Reflection on a book by Lyle Schaller called Discontinuity and Hope.  It's all about radical change and the path to the future especially as it relates to the church.  It offers some food for thought...some that really challenge our previous ways of thinking...some that we might not agree with...some that will just blow the mind...anyway, I want to take this opportunity to share a few thoughts I've gleamed from the book to this point.
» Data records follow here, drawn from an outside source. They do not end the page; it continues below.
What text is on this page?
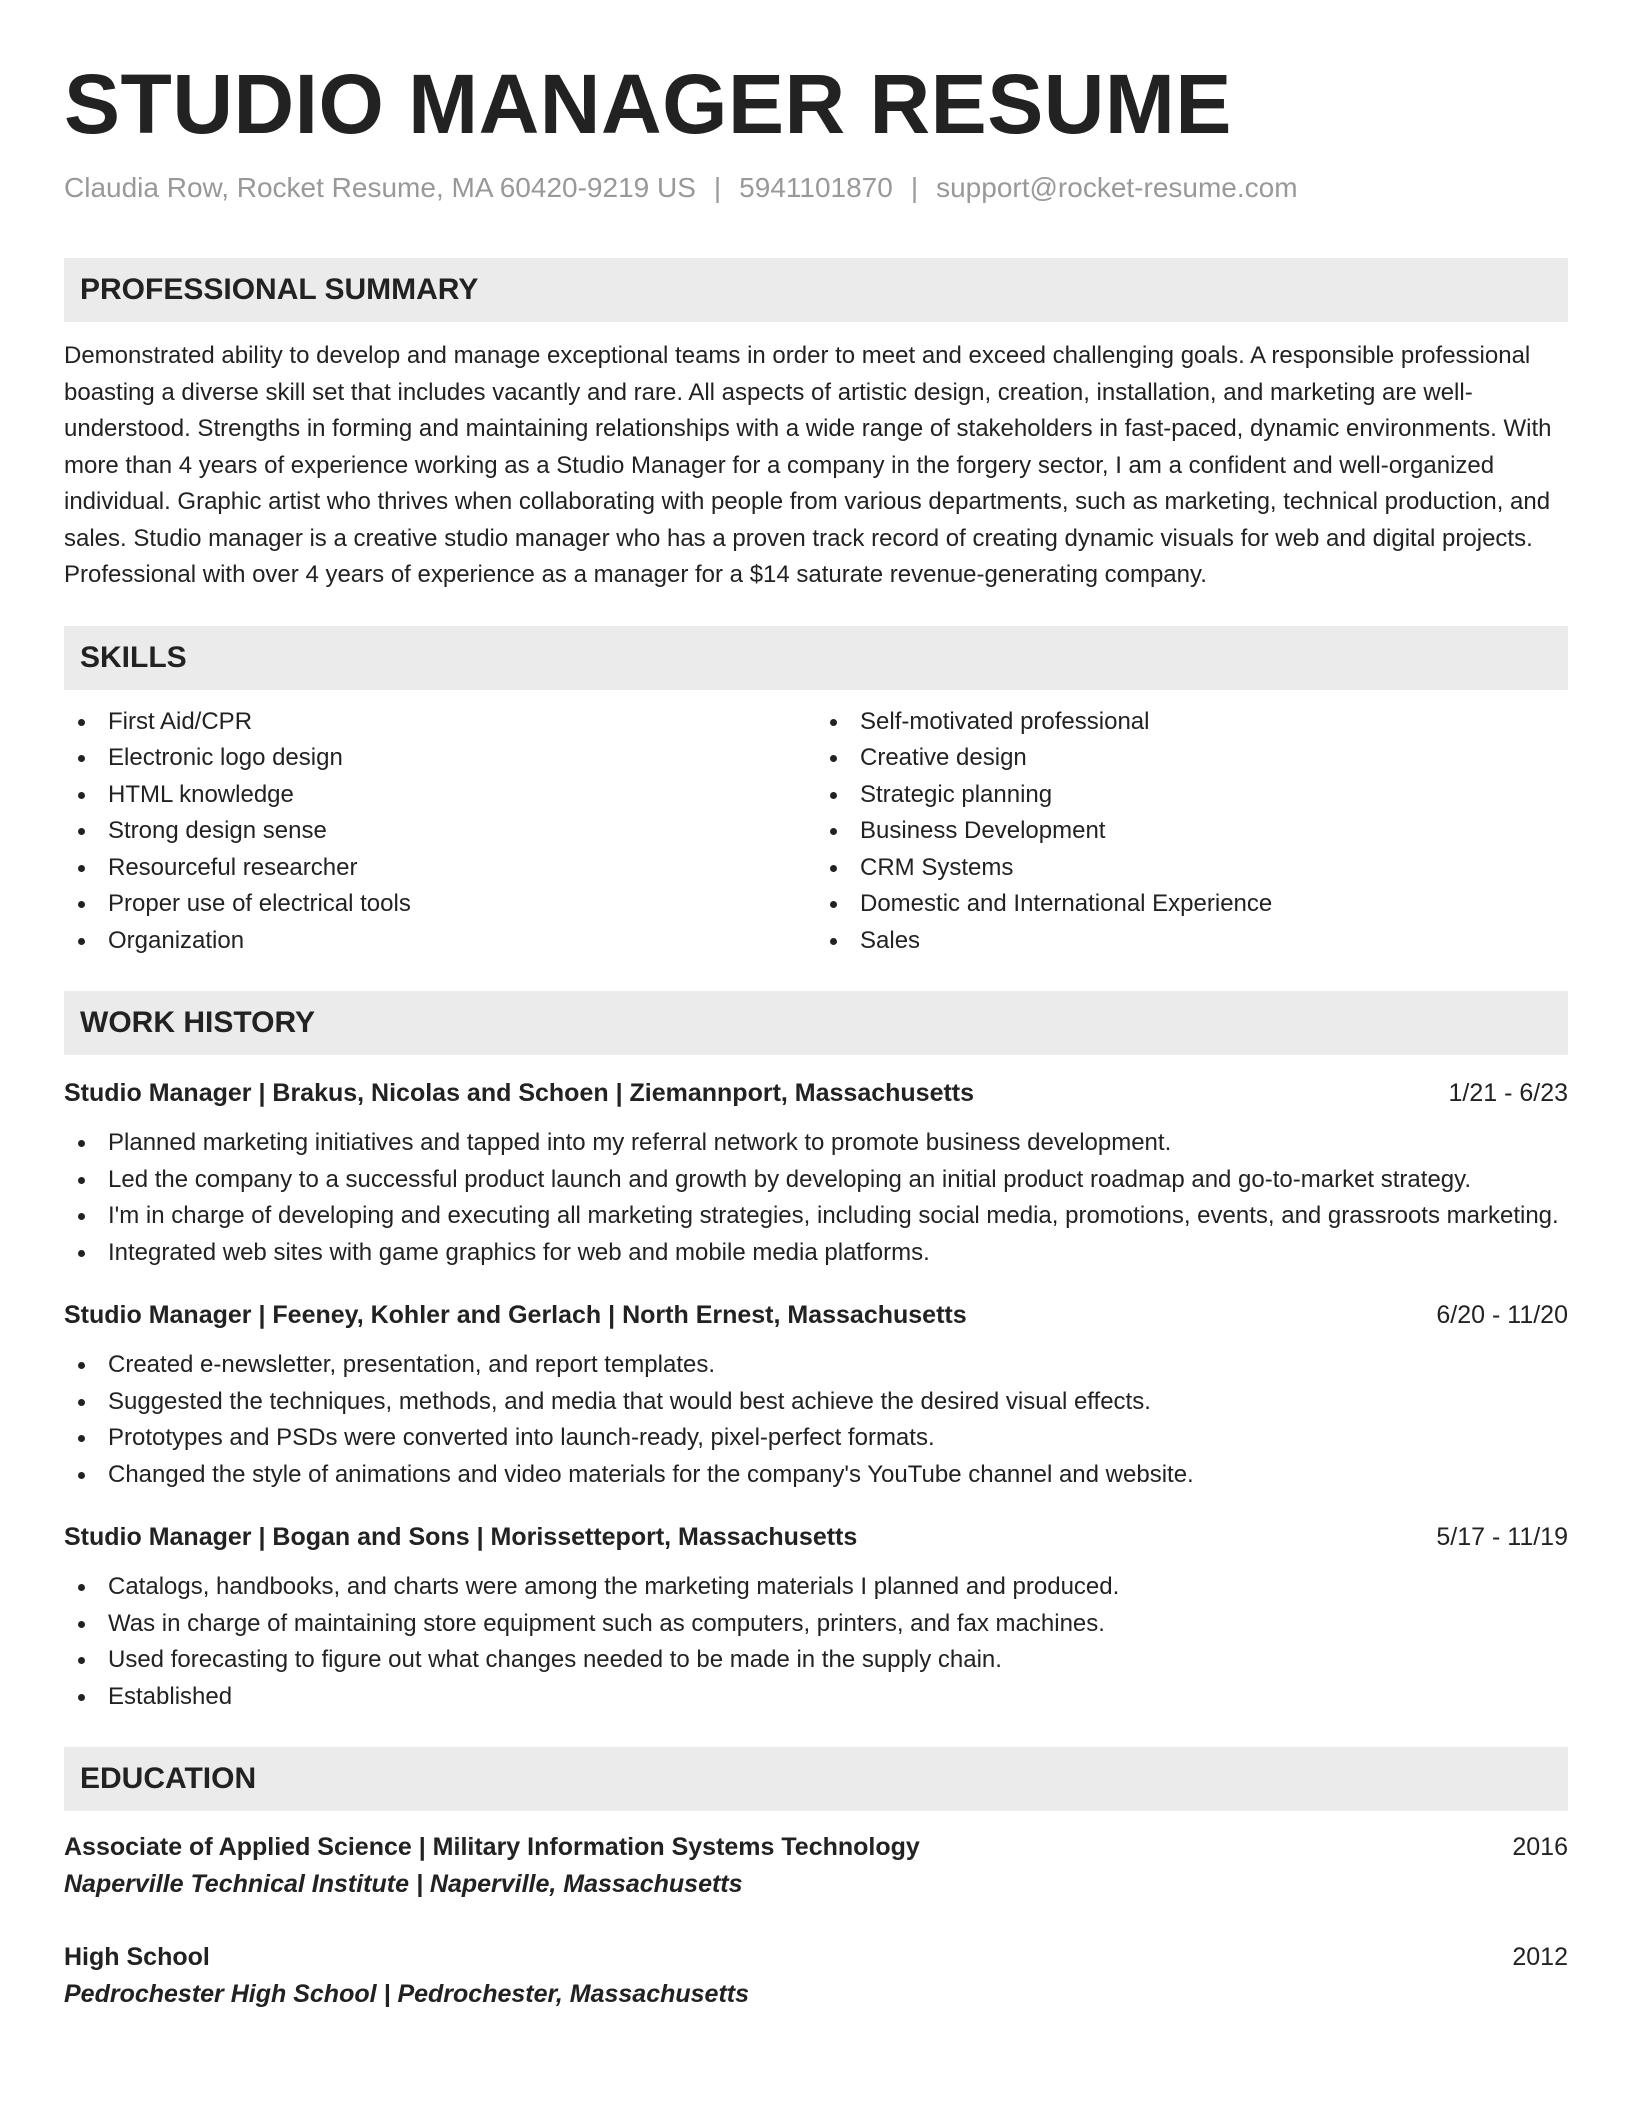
STUDIO MANAGER RESUME
Claudia Row, Rocket Resume, MA 60420-9219 US | 5941101870 | support@rocket-resume.com
PROFESSIONAL SUMMARY
Demonstrated ability to develop and manage exceptional teams in order to meet and exceed challenging goals. A responsible professional boasting a diverse skill set that includes vacantly and rare. All aspects of artistic design, creation, installation, and marketing are well-understood. Strengths in forming and maintaining relationships with a wide range of stakeholders in fast-paced, dynamic environments. With more than 4 years of experience working as a Studio Manager for a company in the forgery sector, I am a confident and well-organized individual. Graphic artist who thrives when collaborating with people from various departments, such as marketing, technical production, and sales. Studio manager is a creative studio manager who has a proven track record of creating dynamic visuals for web and digital projects. Professional with over 4 years of experience as a manager for a $14 saturate revenue-generating company.
SKILLS
First Aid/CPR
Electronic logo design
HTML knowledge
Strong design sense
Resourceful researcher
Proper use of electrical tools
Organization
Self-motivated professional
Creative design
Strategic planning
Business Development
CRM Systems
Domestic and International Experience
Sales
WORK HISTORY
Studio Manager | Brakus, Nicolas and Schoen | Ziemannport, Massachusetts	1/21 - 6/23
Planned marketing initiatives and tapped into my referral network to promote business development.
Led the company to a successful product launch and growth by developing an initial product roadmap and go-to-market strategy.
I'm in charge of developing and executing all marketing strategies, including social media, promotions, events, and grassroots marketing.
Integrated web sites with game graphics for web and mobile media platforms.
Studio Manager | Feeney, Kohler and Gerlach | North Ernest, Massachusetts	6/20 - 11/20
Created e-newsletter, presentation, and report templates.
Suggested the techniques, methods, and media that would best achieve the desired visual effects.
Prototypes and PSDs were converted into launch-ready, pixel-perfect formats.
Changed the style of animations and video materials for the company's YouTube channel and website.
Studio Manager | Bogan and Sons | Morissetteport, Massachusetts	5/17 - 11/19
Catalogs, handbooks, and charts were among the marketing materials I planned and produced.
Was in charge of maintaining store equipment such as computers, printers, and fax machines.
Used forecasting to figure out what changes needed to be made in the supply chain.
Established
EDUCATION
Associate of Applied Science | Military Information Systems Technology	2016
Naperville Technical Institute | Naperville, Massachusetts
High School	2012
Pedrochester High School | Pedrochester, Massachusetts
Schaller talks about moving from Survival to Choices.    If one thinks back to the choices of 40 years ago to the choices of today, just think about how things in this list have changed...many many more choices: occupations; place of residence; friendship circles; level of educational attainment; postage stamps; channels of communication with distant friends and relatives; type of motor vehicle; coffee; music; meals; parenthood; when and where to gather for the corporate worship of God; attire; hobbies; footwear; indoor temperature during the hot summer; health-care services; soft drinks; cheeses; motels; restaurants; television channels; garden tools; etc.

There has been a shift from a survival culture to a consumer-driven culture.  This not only effects the day-to-day life we live but the Christian church and Christian ministry.

This shift in the context for doing ministry from a culture focused on survival goals to a consumer-driven culture that overflows with choices also offers worshiping communities a range of choices.  Here are seven:

1)      Reject this consumer-driven culture as ideologically incompatible with the Christian faith and build the future of this congregation with people born before 1930 who grew up in a world that offered most people two choices - take it or leave it.

2)      Reject this demand for choices, draw the geographical area served by this congregation with a twenty- to forty-mile radius, and focus on the one-half to one percent of the population who affirm that the limited array of choices offered by this congregation represents a relevant, fulfilling, and adequate response to all the personal and religious needs of that small slice of the total population.  (These are the congregations that are still constructing the 1,000- to 3,000-seat worship centers.)

3)      Reject this demand for choices and be satisfied to be a small congregation that reaches and serves the people who place intimacy, community, connections, caring, predictability, simplicity, and continuity with the past far above choices in their list of values.  (This is the alternative chosen by well over one-half of all congregations in American Protestantism today and by approximately one-sixth of all churchgoers.)

4)      Expand that range of attractive choices offered by this congregation as a central component of a larger strategy to reach (a) younger generations and/or (b) a broader slice of the population.

5)      Define consumerism as a passing fad and plan to outlive it.  Assume that the next big economic depression will recreate the value system of the 1930s, which included sacrifice, the importance of survival goals, institutional loyalties, and respect for individuals in offices of authority.

6)      Redefine the role of pastor and/or program staff member from a person who does ministry to one who challenges, enlists, trains, places, nurtures, and supports teams of lay volunteers who create and staff new ministries in response to emerging new needs.

7)      Rejoice in the fact that your congregation is blessed with the discretionary resources and the leadership required to offer people a choice from among three or four or five or six different worship experiences every weekend plus an exciting array of choices in learning, in discipling, in fellowship, in doing ministry, and in enriching one's own personal spiritual pilgrimage.